By accounting for the similarities and differences between individual cancers in the modeling approach, the team can also learn more about cancer as a whole, Ellington said.

The group has also provided a web tool(opens in new window) for exploration and visualization of the pan-cancer dataset.

Embracing complexity yields better results

While the team applied their model to cancer in this study, contextualized networks have the potential to improve decision-making in any field where data is complex, messy or incomplete, which is often the case in health care and biology.

In most experiments, scientists can only improve accuracy in one way: by adding more samples of the same kind (like repeating a test multiple times). This is because traditional models struggle when faced with too many different conditions. In medicine, that limitation could mean missing a critical insight about how a treatment works for certain patients. Contextualized models allow scientists to improve accuracy in an entirely new way: by adding more variety to the conditions they study (different patient types, environments or disease stages).

Contextualized models do this by learning about the similarities and differences between different contexts and using that information to improve models in every context. As a result, contextualized models can handle thousands of different conditions at once, learning which ones matter most for predicting outcomes. The research team showed that contextualized models consistently outperformed traditional approaches, especially when working with messy, varied or limited real-world data.
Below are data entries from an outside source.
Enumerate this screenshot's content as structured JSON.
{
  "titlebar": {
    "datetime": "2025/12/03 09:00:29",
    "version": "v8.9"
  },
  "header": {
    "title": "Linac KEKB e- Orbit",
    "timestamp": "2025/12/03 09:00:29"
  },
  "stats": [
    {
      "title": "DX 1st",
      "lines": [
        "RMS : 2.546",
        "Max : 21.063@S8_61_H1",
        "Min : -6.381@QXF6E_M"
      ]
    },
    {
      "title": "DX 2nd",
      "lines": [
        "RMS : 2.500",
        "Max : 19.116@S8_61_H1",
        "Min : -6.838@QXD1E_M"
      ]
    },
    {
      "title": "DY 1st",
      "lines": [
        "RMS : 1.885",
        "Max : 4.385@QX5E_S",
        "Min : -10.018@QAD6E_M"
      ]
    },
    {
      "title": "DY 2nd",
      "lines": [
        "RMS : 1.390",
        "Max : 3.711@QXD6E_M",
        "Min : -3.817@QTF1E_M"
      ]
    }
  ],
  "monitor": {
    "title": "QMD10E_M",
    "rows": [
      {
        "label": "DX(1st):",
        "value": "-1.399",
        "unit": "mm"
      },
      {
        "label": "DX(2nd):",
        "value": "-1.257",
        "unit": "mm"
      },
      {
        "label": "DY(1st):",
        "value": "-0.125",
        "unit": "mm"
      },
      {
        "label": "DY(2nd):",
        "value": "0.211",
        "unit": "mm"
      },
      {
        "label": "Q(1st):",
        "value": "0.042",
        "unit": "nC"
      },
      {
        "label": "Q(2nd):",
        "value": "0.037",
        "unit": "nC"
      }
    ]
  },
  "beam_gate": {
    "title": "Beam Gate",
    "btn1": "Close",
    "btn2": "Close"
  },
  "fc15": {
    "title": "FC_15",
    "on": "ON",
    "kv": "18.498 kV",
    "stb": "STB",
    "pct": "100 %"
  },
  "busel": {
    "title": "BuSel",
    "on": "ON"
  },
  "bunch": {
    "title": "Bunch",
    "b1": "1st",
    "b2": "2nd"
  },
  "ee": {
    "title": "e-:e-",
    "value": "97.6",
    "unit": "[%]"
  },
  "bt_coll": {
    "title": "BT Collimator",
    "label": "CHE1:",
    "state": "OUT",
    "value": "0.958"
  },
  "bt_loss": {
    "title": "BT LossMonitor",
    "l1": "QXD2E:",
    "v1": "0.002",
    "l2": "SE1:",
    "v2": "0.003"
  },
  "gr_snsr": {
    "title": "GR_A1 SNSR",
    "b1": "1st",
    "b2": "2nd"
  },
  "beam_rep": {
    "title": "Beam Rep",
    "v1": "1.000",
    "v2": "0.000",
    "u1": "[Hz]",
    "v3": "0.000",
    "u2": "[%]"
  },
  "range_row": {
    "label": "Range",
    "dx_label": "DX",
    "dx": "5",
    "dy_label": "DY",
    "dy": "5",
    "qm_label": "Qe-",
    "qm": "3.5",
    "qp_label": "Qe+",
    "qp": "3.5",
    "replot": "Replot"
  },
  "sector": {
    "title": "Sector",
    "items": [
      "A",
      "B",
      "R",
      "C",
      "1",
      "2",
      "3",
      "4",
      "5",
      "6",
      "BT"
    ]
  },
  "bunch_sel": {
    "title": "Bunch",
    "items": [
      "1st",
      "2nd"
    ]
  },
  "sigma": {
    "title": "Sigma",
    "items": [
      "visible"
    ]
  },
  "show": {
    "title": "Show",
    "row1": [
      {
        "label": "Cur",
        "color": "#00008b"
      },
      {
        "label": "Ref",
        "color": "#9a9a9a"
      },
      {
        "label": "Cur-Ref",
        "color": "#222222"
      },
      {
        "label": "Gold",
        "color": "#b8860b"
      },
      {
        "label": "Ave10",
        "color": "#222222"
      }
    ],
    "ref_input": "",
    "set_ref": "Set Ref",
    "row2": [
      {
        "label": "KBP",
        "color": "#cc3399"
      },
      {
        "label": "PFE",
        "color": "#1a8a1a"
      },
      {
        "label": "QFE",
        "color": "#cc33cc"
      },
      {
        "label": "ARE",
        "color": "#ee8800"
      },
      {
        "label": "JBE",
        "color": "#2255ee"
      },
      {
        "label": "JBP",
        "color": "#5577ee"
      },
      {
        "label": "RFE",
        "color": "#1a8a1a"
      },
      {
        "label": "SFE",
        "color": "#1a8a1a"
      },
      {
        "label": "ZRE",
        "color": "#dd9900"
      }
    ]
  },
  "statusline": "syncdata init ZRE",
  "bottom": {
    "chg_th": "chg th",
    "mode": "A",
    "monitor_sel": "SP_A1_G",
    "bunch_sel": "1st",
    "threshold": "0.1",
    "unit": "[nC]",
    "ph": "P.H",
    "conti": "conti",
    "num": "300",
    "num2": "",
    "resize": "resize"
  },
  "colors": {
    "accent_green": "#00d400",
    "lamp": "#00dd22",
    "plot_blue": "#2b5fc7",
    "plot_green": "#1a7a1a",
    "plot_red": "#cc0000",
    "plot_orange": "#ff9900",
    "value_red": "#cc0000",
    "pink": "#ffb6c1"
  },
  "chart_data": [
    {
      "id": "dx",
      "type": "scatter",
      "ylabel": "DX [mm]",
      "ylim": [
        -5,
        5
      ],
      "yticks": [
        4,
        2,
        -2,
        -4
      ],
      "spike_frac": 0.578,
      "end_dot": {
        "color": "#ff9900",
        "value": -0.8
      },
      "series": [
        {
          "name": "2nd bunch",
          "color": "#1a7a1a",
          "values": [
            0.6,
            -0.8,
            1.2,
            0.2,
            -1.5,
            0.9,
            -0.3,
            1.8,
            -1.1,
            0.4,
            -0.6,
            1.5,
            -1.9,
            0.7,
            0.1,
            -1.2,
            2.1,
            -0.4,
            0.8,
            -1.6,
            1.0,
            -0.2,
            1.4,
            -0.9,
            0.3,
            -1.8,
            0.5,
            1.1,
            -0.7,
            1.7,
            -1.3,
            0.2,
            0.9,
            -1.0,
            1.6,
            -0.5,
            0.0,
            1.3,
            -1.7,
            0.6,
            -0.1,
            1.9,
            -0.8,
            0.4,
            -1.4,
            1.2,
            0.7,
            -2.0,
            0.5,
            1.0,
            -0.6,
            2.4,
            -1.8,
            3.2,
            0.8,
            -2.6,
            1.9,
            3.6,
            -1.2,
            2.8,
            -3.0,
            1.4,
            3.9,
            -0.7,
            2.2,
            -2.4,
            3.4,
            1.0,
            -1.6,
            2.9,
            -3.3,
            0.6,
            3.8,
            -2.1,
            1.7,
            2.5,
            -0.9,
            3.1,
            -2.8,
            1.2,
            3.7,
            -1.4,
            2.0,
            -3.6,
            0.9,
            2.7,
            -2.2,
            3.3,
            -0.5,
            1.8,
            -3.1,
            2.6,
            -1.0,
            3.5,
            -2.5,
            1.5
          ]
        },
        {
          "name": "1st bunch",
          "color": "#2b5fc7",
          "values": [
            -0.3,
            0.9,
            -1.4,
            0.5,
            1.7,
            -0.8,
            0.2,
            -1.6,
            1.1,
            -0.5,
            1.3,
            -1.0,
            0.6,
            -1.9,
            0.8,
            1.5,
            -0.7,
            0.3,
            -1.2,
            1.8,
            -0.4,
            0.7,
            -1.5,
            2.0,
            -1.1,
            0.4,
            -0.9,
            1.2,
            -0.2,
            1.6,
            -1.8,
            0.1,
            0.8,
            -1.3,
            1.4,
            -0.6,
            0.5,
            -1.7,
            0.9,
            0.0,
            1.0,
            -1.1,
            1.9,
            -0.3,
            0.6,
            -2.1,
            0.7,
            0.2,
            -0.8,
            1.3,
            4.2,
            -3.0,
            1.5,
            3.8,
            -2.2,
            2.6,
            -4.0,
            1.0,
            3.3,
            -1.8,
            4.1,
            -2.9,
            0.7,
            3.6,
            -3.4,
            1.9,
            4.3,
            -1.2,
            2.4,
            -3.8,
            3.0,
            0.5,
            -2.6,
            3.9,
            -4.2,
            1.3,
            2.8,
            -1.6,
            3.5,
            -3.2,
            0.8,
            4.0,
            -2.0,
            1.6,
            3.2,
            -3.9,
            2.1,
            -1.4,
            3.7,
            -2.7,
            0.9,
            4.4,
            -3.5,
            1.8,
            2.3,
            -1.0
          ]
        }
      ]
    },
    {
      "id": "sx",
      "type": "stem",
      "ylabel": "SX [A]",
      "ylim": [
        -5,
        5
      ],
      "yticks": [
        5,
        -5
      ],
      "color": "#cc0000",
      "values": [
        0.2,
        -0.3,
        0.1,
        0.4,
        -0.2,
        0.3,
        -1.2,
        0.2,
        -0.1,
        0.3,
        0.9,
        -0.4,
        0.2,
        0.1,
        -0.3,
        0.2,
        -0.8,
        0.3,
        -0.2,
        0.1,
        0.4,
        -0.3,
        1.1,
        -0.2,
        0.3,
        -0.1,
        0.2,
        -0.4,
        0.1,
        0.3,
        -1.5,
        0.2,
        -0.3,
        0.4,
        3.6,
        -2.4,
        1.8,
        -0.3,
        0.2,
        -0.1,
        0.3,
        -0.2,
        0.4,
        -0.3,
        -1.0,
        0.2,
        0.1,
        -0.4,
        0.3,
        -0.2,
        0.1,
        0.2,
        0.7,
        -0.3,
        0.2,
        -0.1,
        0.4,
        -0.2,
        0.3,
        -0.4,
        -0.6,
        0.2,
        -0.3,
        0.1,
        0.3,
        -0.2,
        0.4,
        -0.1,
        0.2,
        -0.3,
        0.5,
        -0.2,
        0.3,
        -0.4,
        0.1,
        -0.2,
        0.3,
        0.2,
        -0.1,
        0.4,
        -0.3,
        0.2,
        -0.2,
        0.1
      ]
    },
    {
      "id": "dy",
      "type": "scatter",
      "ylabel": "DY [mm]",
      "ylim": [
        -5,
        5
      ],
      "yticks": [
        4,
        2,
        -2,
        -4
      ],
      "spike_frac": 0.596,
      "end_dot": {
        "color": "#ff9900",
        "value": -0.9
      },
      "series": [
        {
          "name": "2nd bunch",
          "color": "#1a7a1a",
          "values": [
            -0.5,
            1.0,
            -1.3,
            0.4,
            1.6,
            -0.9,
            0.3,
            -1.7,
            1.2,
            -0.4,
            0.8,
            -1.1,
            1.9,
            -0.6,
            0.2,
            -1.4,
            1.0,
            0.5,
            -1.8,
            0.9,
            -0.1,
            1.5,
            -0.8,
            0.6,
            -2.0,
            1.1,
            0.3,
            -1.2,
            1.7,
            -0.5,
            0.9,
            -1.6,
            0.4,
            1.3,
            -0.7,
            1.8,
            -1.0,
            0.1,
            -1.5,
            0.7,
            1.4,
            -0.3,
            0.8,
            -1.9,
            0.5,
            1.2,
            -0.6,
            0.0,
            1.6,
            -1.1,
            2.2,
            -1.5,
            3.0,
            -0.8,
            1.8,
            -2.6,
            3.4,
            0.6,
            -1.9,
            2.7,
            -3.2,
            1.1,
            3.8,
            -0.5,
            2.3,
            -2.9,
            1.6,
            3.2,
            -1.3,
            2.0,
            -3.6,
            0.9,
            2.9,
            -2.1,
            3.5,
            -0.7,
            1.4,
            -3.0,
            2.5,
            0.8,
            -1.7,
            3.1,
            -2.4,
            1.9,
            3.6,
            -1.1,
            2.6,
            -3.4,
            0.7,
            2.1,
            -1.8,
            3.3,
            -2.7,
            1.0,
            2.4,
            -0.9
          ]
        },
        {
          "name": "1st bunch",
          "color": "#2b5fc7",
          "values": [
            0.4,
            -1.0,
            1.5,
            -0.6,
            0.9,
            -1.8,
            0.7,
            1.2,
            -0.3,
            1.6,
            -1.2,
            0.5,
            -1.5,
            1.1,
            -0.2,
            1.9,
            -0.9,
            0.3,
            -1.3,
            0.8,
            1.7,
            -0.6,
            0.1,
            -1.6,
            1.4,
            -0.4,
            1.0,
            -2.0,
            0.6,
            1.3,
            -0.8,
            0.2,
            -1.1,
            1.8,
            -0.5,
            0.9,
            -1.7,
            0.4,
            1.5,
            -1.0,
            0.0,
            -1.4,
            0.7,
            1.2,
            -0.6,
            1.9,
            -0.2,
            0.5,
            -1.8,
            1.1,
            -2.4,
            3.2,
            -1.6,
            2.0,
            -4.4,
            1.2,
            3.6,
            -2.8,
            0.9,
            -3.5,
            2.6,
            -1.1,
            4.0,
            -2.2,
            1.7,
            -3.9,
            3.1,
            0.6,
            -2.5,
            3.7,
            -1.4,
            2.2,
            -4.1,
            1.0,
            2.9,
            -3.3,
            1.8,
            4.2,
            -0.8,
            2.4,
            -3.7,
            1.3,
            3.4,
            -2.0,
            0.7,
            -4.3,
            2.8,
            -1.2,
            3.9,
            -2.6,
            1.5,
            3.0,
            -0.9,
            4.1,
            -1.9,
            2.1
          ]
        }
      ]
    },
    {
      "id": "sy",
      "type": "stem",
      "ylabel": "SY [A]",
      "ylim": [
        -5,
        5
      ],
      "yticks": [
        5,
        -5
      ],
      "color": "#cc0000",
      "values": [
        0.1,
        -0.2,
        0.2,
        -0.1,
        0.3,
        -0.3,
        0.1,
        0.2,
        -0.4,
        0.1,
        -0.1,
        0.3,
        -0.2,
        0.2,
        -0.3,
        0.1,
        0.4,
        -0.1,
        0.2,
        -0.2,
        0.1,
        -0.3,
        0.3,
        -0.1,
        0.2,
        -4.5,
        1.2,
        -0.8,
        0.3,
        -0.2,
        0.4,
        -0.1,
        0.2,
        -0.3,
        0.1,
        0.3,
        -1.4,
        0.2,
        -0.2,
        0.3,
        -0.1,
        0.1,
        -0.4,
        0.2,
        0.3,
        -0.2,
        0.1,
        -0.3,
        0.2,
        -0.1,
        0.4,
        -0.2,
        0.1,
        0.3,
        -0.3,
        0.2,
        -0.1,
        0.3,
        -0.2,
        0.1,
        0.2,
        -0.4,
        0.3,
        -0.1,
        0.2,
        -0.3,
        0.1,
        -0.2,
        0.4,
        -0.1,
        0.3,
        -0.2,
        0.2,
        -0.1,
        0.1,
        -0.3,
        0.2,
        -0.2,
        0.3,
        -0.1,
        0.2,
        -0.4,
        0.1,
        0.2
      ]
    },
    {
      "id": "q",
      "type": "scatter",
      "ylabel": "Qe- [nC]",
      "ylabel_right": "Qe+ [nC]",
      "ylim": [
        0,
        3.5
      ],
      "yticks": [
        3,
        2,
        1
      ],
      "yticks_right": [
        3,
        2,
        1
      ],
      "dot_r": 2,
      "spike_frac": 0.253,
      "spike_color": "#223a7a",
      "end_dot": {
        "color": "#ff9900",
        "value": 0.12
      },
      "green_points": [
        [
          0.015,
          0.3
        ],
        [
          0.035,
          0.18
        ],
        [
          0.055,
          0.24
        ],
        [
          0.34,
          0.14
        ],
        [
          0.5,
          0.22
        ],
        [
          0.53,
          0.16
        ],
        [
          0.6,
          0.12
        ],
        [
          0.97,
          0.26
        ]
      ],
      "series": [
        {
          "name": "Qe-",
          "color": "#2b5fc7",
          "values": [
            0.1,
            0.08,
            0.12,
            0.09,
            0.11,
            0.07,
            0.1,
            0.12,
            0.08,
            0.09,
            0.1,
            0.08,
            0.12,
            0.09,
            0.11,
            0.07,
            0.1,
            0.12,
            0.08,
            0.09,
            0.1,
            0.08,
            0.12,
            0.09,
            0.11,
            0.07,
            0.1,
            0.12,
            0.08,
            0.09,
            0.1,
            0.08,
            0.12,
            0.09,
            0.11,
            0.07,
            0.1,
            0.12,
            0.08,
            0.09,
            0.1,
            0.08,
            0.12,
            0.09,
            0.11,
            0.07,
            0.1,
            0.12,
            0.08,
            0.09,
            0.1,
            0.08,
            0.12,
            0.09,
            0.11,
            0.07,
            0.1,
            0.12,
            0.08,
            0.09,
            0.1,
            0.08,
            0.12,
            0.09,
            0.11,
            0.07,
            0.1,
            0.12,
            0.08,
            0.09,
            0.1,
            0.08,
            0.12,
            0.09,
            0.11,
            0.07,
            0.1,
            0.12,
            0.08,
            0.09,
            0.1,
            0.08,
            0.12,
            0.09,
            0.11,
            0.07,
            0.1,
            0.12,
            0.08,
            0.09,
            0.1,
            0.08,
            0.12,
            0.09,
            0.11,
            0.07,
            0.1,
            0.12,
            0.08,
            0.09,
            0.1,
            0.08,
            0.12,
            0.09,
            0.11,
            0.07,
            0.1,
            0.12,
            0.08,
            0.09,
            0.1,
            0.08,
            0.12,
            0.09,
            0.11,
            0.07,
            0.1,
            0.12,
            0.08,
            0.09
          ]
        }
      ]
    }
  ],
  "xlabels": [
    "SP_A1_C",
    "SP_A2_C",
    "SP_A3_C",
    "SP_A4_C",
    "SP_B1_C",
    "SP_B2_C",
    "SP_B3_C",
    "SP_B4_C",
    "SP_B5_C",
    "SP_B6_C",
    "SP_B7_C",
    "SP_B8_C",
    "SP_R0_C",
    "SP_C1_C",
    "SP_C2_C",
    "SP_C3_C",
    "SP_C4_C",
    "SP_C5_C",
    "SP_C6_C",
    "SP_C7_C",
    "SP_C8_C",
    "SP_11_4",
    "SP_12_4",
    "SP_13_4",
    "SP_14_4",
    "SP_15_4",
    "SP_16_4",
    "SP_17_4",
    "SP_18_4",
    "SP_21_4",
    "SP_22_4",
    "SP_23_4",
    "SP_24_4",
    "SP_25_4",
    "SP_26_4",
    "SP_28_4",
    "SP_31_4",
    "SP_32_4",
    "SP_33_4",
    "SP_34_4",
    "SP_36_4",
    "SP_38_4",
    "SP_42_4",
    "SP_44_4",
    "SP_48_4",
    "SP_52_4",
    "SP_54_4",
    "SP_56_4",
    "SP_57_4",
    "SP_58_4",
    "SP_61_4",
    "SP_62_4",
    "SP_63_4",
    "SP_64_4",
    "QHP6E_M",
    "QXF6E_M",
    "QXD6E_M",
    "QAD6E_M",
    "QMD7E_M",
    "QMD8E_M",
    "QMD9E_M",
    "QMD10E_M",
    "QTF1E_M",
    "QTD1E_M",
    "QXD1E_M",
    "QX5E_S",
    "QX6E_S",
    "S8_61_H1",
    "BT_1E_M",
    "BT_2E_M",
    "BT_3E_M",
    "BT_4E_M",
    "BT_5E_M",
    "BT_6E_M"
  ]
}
“Scientists often focus on a few key conditions because it’s easier to analyze,” Ellington said. “What we're showing is that you don’t have to limit yourself — and in fact, you’ll get better, more useful results by embracing many different conditions. It makes your research more flexible, more insightful and ultimately helps more people.”

The future is contextualized

The researchers want to continue to develop the model, eventually using it to personalize treatment plans for patients. To accelerate the path from model to medicine, the researchers have made a toolkit publicly available at contextualized.ml(opens in new window).